Packet memory interfaces usually transfer data from a controller, for example, an ASIC to a high density memory used as a buffer, for temporary storage. This transfer normally occurs in a burst oriented manner to maximize transfer rates and efficiently utilize the high speed and bandwidth available. An optimal burst size is chosen for a given design based on several criteria such as bus width, command/control overhead, bus turn-around dead cycles, RAS/CAS latencies, etc.
However, this burst transfer mechanism results in fragmentation loss. Fragmentation loss is the amount of bandwidth lost when there is some data available to transfer to buffer memory, but not enough to completely occupy the burst.

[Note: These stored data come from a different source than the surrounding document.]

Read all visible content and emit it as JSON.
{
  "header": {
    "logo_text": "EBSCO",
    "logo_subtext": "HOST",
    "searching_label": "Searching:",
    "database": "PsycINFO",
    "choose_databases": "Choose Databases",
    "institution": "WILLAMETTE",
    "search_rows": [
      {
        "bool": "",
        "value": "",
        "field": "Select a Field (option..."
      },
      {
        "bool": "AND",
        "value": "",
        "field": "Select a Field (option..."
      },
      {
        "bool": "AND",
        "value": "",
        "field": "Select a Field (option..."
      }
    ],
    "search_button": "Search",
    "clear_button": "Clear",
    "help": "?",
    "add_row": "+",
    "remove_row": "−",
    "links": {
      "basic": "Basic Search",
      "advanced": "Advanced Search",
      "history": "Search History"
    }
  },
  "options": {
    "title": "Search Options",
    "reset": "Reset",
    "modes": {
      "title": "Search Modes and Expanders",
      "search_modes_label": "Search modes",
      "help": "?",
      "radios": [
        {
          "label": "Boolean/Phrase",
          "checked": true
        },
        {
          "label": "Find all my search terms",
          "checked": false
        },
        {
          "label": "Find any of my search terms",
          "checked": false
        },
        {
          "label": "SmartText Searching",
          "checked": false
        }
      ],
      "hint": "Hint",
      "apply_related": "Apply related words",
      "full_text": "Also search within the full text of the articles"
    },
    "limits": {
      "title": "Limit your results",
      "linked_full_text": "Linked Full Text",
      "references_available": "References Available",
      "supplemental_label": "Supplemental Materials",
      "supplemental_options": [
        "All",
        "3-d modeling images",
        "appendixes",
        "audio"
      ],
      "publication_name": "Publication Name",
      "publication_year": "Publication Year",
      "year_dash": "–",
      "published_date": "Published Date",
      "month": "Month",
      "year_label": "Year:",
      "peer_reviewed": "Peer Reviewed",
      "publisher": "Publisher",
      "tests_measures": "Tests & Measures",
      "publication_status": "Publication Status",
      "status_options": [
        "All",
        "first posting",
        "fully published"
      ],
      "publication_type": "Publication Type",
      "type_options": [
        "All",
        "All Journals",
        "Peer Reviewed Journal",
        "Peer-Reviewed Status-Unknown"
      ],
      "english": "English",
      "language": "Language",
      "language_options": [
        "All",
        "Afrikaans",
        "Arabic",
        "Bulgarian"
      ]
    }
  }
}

Consider the case of Ethernet packets, which can range from 60 bytes (excluding CRC, which is stripped off by the MAC and never enters the rest of the switch) to 1514 bytes. As described earlier, an optimal burst size is chosen. Let us assume that this size is 96 bytes. Since packets don""t always arrive in such a convenient size, two options are available:
Slice each packet into 96 byte bursts, with the last burst padded with dummy values.
Slice packets into 96 byte bursts, ignoring packet boundaries. In other words, the last few bytes of a packet are padded with the leading bytes from the next packet.
The first option leads to an unacceptable level of fragmentation overhead. In the worst case of a continuous stream of 97 byte packets, for example, the effective bandwidth allocated to a channel would drop by approximately 50 percent. Hence, the second option is chosen to help maintain the effective bandwidth.
However, this introduces a complexity. Since bursts into the buffer memory happen only when 96 bytes of data have been accumulated in an input FIFO, it is possible that the last few bytes of a packet will stay resident in the FIFO for long periods of time. If a packet is not transferred to the buffer memory, the transmit logic will not be able to schedule that packet for transmission.
The present invention pertains to a packet memory interface. The interface comprises an input mechanism which receives related data. The interface comprises an output mechanism which transmits the data. The interface comprises a mechanism for transferring at least a plurality of bytes of the data in each burst of a plurality of bursts from the input mechanism to the output mechanism without fragmentation loss in each burst.
The present invention pertains to a method for transferring data through a packet memory interface. The method comprises the steps of receiving data of the packet at an input mechanism of the interface. Then there is the step of transferring at least a plurality of bytes of data of the packet to an output mechanism in bursts without any fragmentation loss in the bursts.